- Born: 13 May 1993 (age 32) Wilmington, North Carolina, U.S.
- Height: 6 ft 0 in (183 cm)
- Weight: 181 lb (82 kg; 12 st 13 lb)
- Position: Defense
- Shoots: Right
- SL team Former teams: HC Sierre SC Langenthal Genève-Servette HC
- NHL draft: Undrafted
- Playing career: 2016–present

= Mike Vollmin =

American-Swiss ice hockey player

Michael C. Vollmin (born 13 May 1993) is a Swiss American professional ice hockey defenseman currently playing for HC Sierre of the Swiss League (SL).

==Playing career==

===Junior===
A defenseman, Vollmin has dual citizenship in the United States and Switzerland, parts of his family come from Switzerland.
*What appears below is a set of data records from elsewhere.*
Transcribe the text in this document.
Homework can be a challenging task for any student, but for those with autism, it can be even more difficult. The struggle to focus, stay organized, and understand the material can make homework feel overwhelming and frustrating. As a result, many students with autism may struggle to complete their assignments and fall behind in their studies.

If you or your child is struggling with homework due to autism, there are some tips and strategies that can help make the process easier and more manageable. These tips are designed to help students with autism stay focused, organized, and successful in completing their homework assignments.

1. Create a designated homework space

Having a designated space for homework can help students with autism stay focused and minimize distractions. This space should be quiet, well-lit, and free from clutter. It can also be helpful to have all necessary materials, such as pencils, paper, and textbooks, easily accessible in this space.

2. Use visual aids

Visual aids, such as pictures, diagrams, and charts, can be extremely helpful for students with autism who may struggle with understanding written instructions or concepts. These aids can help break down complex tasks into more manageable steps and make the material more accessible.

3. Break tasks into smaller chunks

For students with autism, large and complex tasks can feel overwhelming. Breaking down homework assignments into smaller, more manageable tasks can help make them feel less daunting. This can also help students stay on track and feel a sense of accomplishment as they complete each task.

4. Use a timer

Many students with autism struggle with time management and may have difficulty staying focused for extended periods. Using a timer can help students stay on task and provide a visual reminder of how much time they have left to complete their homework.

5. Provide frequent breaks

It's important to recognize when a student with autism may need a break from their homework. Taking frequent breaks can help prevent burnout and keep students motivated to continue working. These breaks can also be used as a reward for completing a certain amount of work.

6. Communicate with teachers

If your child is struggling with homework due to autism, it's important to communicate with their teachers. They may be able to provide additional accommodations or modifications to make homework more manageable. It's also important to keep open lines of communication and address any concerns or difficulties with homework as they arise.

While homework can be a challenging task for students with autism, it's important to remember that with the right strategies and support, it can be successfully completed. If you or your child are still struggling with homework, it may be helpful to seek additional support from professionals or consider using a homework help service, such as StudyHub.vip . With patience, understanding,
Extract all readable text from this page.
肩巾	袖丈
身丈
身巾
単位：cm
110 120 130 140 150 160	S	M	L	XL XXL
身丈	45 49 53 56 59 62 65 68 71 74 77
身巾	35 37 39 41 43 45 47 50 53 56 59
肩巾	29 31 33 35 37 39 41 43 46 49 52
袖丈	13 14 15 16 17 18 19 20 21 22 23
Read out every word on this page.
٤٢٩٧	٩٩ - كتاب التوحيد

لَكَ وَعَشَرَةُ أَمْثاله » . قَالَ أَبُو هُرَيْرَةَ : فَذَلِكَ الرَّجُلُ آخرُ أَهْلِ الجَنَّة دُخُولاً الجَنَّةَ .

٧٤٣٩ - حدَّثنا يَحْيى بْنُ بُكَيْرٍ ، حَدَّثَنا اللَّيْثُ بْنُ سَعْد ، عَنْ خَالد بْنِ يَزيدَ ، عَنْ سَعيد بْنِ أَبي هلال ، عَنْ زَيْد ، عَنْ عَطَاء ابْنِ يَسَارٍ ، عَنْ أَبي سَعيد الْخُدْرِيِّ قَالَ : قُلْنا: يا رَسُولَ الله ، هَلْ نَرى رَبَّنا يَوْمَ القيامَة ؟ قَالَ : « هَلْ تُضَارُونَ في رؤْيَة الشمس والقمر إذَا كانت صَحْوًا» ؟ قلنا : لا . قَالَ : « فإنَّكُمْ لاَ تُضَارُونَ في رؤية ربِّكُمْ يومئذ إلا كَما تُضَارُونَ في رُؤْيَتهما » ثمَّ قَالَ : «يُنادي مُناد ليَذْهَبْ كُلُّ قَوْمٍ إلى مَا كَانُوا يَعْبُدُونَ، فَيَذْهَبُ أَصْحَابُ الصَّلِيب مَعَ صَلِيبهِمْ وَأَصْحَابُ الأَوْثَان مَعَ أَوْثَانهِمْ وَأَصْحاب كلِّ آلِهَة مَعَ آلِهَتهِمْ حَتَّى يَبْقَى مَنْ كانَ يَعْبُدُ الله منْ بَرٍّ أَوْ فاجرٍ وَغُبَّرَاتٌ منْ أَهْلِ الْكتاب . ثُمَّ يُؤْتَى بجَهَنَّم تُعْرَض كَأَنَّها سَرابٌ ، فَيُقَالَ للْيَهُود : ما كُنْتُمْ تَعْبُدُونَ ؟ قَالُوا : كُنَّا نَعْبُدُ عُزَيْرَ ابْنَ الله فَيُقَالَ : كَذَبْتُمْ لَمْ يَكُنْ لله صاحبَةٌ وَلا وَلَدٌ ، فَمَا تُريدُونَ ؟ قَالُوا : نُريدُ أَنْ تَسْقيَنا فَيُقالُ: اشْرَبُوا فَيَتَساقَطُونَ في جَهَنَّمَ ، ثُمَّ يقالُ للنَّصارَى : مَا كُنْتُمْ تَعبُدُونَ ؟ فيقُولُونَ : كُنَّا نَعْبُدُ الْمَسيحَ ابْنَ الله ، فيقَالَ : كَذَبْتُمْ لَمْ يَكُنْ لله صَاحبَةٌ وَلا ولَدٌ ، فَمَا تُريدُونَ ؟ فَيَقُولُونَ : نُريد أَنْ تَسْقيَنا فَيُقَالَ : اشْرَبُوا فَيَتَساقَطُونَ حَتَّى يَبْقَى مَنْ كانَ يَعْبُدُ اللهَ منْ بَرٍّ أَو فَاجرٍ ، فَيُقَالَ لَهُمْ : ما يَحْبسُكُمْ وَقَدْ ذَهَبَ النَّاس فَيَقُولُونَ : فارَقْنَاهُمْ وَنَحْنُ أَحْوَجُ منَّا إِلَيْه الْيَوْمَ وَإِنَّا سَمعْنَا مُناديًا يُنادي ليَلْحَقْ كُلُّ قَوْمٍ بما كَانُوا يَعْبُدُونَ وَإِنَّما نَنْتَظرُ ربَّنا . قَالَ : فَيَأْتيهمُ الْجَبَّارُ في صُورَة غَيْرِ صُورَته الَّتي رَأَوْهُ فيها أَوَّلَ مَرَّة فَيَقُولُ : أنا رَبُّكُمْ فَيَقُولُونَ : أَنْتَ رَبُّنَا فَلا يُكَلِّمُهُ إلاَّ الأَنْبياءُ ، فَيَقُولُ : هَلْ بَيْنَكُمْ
He played ice hockey at New Hampton School in New Hampshire and for the Northern Cyclones of the Metropolitan Junior Hockey League before enrolling at Babson College in 2012. In his four year at Babson, Vollmin received New England Hockey Conference (NEHC) first team honors in 2015 and 2016 as well as ECAC East all-conference first team honors and ACHA/CCM All-America East second team recognition in 2015. He also made the 2015 New England Hockey Writers Association All-Star team. He also served as Junior Assistant Captain for Babson's hockey team.

===Professional===
He inked his first pro contract with SC Langenthal of the Swiss second division Swiss League (SL) in March 2016. Vollmin made his SL debut in the 2016–17 season and eventually won the SL title with SC Langenthal. He went on to play 87 regular season games over 2 seasons, as well as 27 playoffs games with SC Langenthal.

In February 2018, Genève-Servette HC of the Swiss top-flight NL announced to have signed Vollmin to a two-year deal starting with the 2018–19 season and through the 2019–20 season. On 15 June 2020, Völlmin was signed to a two-year contract extension by Servette through to the end of the 2021/22 campaign.

In May 2025, he inked a deal with HC Sierre of the Swiss League.